4. Order CT of the abdomen and pelvis with intravenous contrast to rule out infection.

What we did and why

B. Consult nephrology to aid in the workup of her anion gap acidosis.

The nephrology service was consulted and requested a urinalysis, discovering 3+ glucose and 2+ ketones. The patient had no prior episodes of diabetic ketoacidosis (DKA). With no history of renal failure, starvation, or alcoholism, the patient was diagnosed with euglycemic DKA from empagliflozin use, a sodium-glucose cotransporter-2 (SGLT-2) inhibitor. This, combined with starvation, stress from surgery, and altered nutrient absorption, contributed to euglycemic DKA.

Her ketoacidosis was corrected by resuscitation with 5% dextrose and normal saline at 125 mL/hour, starting an insulin drip between 0.7 and 1 unit/hour, with a glucose goal of 120 mg/dL to 160 mg/dL, and potassium replenishment. She transitioned off the insulin drip on postoperative day 5 after her anion gap closed. Since the empagliflozin had contributed to euglycemic DKA, the endocrinology service was consulted to re-evaluate her outpatient diabetic regimen. She was recommended to continue sitagliptin-metformin, stop empagliflozin, and start using 6 units of glargine. She was discharged home on postoperative day 6. She unfortunately developed shortness of breath and palpitations 3 days later, prompting her to present to the emergency department where her glucose was 196 mg/dL, her anion gap was 18, and her urinary ketones were 1+ and glucose 3+. She was admitted for euglycemic DKA and discharged home 48 hours later on 16 units of glargine nightly and metformin 500 mg two times per day.

Her course illustrates the need for surgeons to understand the complications of common antihyperglycemic medications and their pharmacokinetics. There are eight classes of oral medications that mediate glycemic homeostasis (table 1).

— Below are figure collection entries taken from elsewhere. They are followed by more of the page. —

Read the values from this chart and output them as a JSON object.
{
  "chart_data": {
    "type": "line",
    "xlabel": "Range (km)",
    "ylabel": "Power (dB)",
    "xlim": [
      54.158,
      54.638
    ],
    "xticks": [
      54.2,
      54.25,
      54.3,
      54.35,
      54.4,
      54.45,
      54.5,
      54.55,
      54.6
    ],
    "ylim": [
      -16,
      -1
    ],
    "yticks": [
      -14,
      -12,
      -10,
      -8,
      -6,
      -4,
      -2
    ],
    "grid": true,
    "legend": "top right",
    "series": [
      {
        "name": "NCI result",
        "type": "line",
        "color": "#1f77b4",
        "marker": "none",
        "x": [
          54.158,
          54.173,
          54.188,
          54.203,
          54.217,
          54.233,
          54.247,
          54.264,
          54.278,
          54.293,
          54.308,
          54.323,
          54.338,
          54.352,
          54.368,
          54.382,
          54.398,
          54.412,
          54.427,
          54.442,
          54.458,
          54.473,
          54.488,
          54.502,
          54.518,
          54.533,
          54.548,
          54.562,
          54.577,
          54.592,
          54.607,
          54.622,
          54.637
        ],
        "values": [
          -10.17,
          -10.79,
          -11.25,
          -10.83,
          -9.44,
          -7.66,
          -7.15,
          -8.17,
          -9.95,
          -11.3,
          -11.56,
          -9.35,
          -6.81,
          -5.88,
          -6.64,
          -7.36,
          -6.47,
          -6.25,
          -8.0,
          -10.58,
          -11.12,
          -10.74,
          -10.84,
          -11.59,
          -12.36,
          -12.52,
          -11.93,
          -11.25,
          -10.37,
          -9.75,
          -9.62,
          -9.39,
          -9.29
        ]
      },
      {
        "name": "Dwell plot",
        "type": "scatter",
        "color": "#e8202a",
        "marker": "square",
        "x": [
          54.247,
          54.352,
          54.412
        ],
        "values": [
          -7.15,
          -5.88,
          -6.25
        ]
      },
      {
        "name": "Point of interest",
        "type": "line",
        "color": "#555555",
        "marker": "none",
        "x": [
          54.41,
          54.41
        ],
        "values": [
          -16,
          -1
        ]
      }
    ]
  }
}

Metformin suppresses liver gluconeogenesis and is the first-line treatment for type 2 diabetes. SGLT-2 inhibitors block glucose reabsorption from renal proximal tubules. In a randomized trial comparing SGLT-2 inhibitors with placebo, experimental arm patients had lower risk of cardiovascular and renal complications. If a second agent is needed beyond metformin, an SGLT-2 inhibitor should be considered especially for patients at high risk of cardiovascular disease or diabetic nephropathy. The combination of metformin+SGLT-2 inhibitors reduces hemoglobin A1c and controls systolic blood pressure better than other combinations, thus SGLT-2 inhibitor use has increased. Unfortunately, as noted in this case, SGLT-2 inhibitors can lead to euglycemic DKA through carbohydrate depletion while inhibiting glucose reabsorption in the kidneys due to its long half-life (~12 hours) during early postoperative diet restriction. This contributes to an overall insulin-deficient state instigating lipolysis and ketoacidosis. During this period of limited oral intake, intravenous carbohydrate supplementation should be considered.

Awareness of complications from common antihyperglycemic medications is essential in the management of surgical patients. Especially in the perioperative period when substantial changes to the antihyperglycemic regimen occur in the setting of diet restriction and the physiological response to an operation (especially a total gastrectomy where nutrient absorption is additionally impaired), consideration of preoperative medications should inform interpretation of postoperative patient progression.